The postcasualty wire rope analysis report stated that visible signs of external corrosion could not be fully appreciated until the grease was removed. DNV-GL surveyors completed annual surveys of the Thorco Basilisk cargo cranes and their associated wire ropes, but these surveys primarily involved visual inspections limited to obvious indications of wear (such as broken wires, visible corrosion, or observable degradation to outer strands and surfaces) and therefore would not have identified the corrosion. The wire rope had been regularly maintained in accordance with the operating company’s PMS, and the required daily and monthly checks had been performed according to maintenance records; however, the vessel’s PMS did not require the removal of grease from the wire rope (as recommended by the manufacturer). Without removing the grease to examine the wire rope, the corrosion on the wire rope could not be detected.
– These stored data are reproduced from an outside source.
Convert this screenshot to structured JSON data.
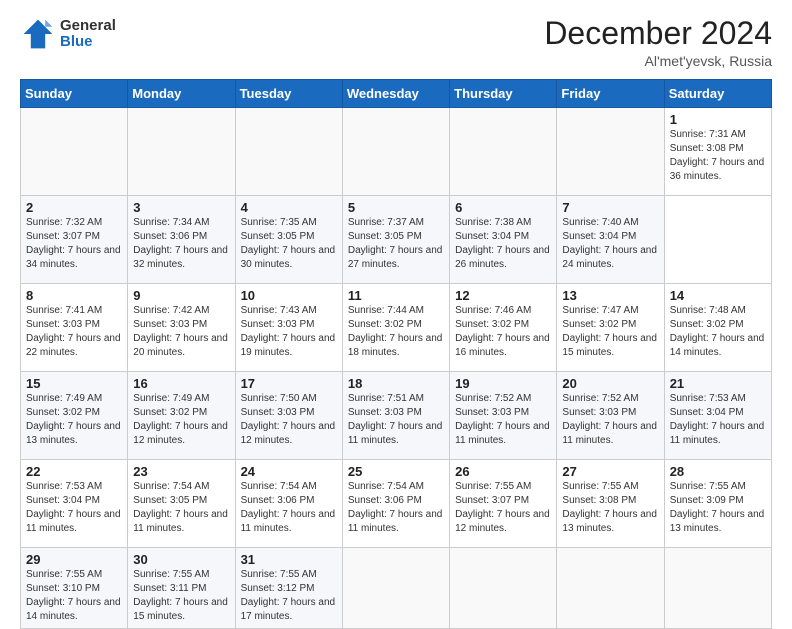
{
  "header": {
    "logo": {
      "general": "General",
      "blue": "Blue"
    },
    "title": "December 2024",
    "location": "Al'met'yevsk, Russia"
  },
  "calendar": {
    "days_of_week": [
      "Sunday",
      "Monday",
      "Tuesday",
      "Wednesday",
      "Thursday",
      "Friday",
      "Saturday"
    ],
    "weeks": [
      [
        null,
        null,
        null,
        null,
        null,
        null,
        {
          "day": 1,
          "sunrise": "Sunrise: 7:31 AM",
          "sunset": "Sunset: 3:08 PM",
          "daylight": "Daylight: 7 hours and 36 minutes."
        }
      ],
      [
        {
          "day": 2,
          "sunrise": "Sunrise: 7:32 AM",
          "sunset": "Sunset: 3:07 PM",
          "daylight": "Daylight: 7 hours and 34 minutes."
        },
        {
          "day": 3,
          "sunrise": "Sunrise: 7:34 AM",
          "sunset": "Sunset: 3:06 PM",
          "daylight": "Daylight: 7 hours and 32 minutes."
        },
        {
          "day": 4,
          "sunrise": "Sunrise: 7:35 AM",
          "sunset": "Sunset: 3:05 PM",
          "daylight": "Daylight: 7 hours and 30 minutes."
        },
        {
          "day": 5,
          "sunrise": "Sunrise: 7:37 AM",
          "sunset": "Sunset: 3:05 PM",
          "daylight": "Daylight: 7 hours and 27 minutes."
        },
        {
          "day": 6,
          "sunrise": "Sunrise: 7:38 AM",
          "sunset": "Sunset: 3:04 PM",
          "daylight": "Daylight: 7 hours and 26 minutes."
        },
        {
          "day": 7,
          "sunrise": "Sunrise: 7:40 AM",
          "sunset": "Sunset: 3:04 PM",
          "daylight": "Daylight: 7 hours and 24 minutes."
        }
      ],
      [
        {
          "day": 8,
          "sunrise": "Sunrise: 7:41 AM",
          "sunset": "Sunset: 3:03 PM",
          "daylight": "Daylight: 7 hours and 22 minutes."
        },
        {
          "day": 9,
          "sunrise": "Sunrise: 7:42 AM",
          "sunset": "Sunset: 3:03 PM",
          "daylight": "Daylight: 7 hours and 20 minutes."
        },
        {
          "day": 10,
          "sunrise": "Sunrise: 7:43 AM",
          "sunset": "Sunset: 3:03 PM",
          "daylight": "Daylight: 7 hours and 19 minutes."
        },
        {
          "day": 11,
          "sunrise": "Sunrise: 7:44 AM",
          "sunset": "Sunset: 3:02 PM",
          "daylight": "Daylight: 7 hours and 18 minutes."
        },
        {
          "day": 12,
          "sunrise": "Sunrise: 7:46 AM",
          "sunset": "Sunset: 3:02 PM",
          "daylight": "Daylight: 7 hours and 16 minutes."
        },
        {
          "day": 13,
          "sunrise": "Sunrise: 7:47 AM",
          "sunset": "Sunset: 3:02 PM",
          "daylight": "Daylight: 7 hours and 15 minutes."
        },
        {
          "day": 14,
          "sunrise": "Sunrise: 7:48 AM",
          "sunset": "Sunset: 3:02 PM",
          "daylight": "Daylight: 7 hours and 14 minutes."
        }
      ],
      [
        {
          "day": 15,
          "sunrise": "Sunrise: 7:49 AM",
          "sunset": "Sunset: 3:02 PM",
          "daylight": "Daylight: 7 hours and 13 minutes."
        },
        {
          "day": 16,
          "sunrise": "Sunrise: 7:49 AM",
          "sunset": "Sunset: 3:02 PM",
          "daylight": "Daylight: 7 hours and 12 minutes."
        },
        {
          "day": 17,
          "sunrise": "Sunrise: 7:50 AM",
          "sunset": "Sunset: 3:03 PM",
          "daylight": "Daylight: 7 hours and 12 minutes."
        },
        {
          "day": 18,
          "sunrise": "Sunrise: 7:51 AM",
          "sunset": "Sunset: 3:03 PM",
          "daylight": "Daylight: 7 hours and 11 minutes."
        },
        {
          "day": 19,
          "sunrise": "Sunrise: 7:52 AM",
          "sunset": "Sunset: 3:03 PM",
          "daylight": "Daylight: 7 hours and 11 minutes."
        },
        {
          "day": 20,
          "sunrise": "Sunrise: 7:52 AM",
          "sunset": "Sunset: 3:03 PM",
          "daylight": "Daylight: 7 hours and 11 minutes."
        },
        {
          "day": 21,
          "sunrise": "Sunrise: 7:53 AM",
          "sunset": "Sunset: 3:04 PM",
          "daylight": "Daylight: 7 hours and 11 minutes."
        }
      ],
      [
        {
          "day": 22,
          "sunrise": "Sunrise: 7:53 AM",
          "sunset": "Sunset: 3:04 PM",
          "daylight": "Daylight: 7 hours and 11 minutes."
        },
        {
          "day": 23,
          "sunrise": "Sunrise: 7:54 AM",
          "sunset": "Sunset: 3:05 PM",
          "daylight": "Daylight: 7 hours and 11 minutes."
        },
        {
          "day": 24,
          "sunrise": "Sunrise: 7:54 AM",
          "sunset": "Sunset: 3:06 PM",
          "daylight": "Daylight: 7 hours and 11 minutes."
        },
        {
          "day": 25,
          "sunrise": "Sunrise: 7:54 AM",
          "sunset": "Sunset: 3:06 PM",
          "daylight": "Daylight: 7 hours and 11 minutes."
        },
        {
          "day": 26,
          "sunrise": "Sunrise: 7:55 AM",
          "sunset": "Sunset: 3:07 PM",
          "daylight": "Daylight: 7 hours and 12 minutes."
        },
        {
          "day": 27,
          "sunrise": "Sunrise: 7:55 AM",
          "sunset": "Sunset: 3:08 PM",
          "daylight": "Daylight: 7 hours and 13 minutes."
        },
        {
          "day": 28,
          "sunrise": "Sunrise: 7:55 AM",
          "sunset": "Sunset: 3:09 PM",
          "daylight": "Daylight: 7 hours and 13 minutes."
        }
      ],
      [
        {
          "day": 29,
          "sunrise": "Sunrise: 7:55 AM",
          "sunset": "Sunset: 3:10 PM",
          "daylight": "Daylight: 7 hours and 14 minutes."
        },
        {
          "day": 30,
          "sunrise": "Sunrise: 7:55 AM",
          "sunset": "Sunset: 3:11 PM",
          "daylight": "Daylight: 7 hours and 15 minutes."
        },
        {
          "day": 31,
          "sunrise": "Sunrise: 7:55 AM",
          "sunset": "Sunset: 3:12 PM",
          "daylight": "Daylight: 7 hours and 17 minutes."
        },
        null,
        null,
        null,
        null
      ]
    ]
  }
}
The hoisting wire rope was 14 years old and had been in use for 9 years. Although the wire rope was still within the 10-year period of use prescribed in DNV-GL standard DNV-ST-0377, the postcasualty failure report stated, “the wire rope was near the end of its service life and probably should have been discarded.” After the casualty, the operating company updated their PMS to require crane wire rope replacement every 5 years.
Conclusions
Probable Cause
The National Transportation Safety Board determines that the probable cause of the failure of the hoisting wire on the cargo ship Thorco Basilisk’s crane was undetected corrosion and wear in strand wires. Lessons Learned
Saltwater and humid ocean air cause corrosion of metals, presenting challenges for the maintenance of high-strength steel wire ropes on vessels. A deteriorated wire rope directly affects a crane’s ability to safely and reliably handle loads op to the crane’s rated capacity for a safe working load. Therefore, diligent inspection, maintenance and management of wire ropes are essential. Working wires should be changed at recommended intervals or more frequently, depending on operating conditions and use.
Reprinted from Marine Construction Magazine, Issue I, 2024.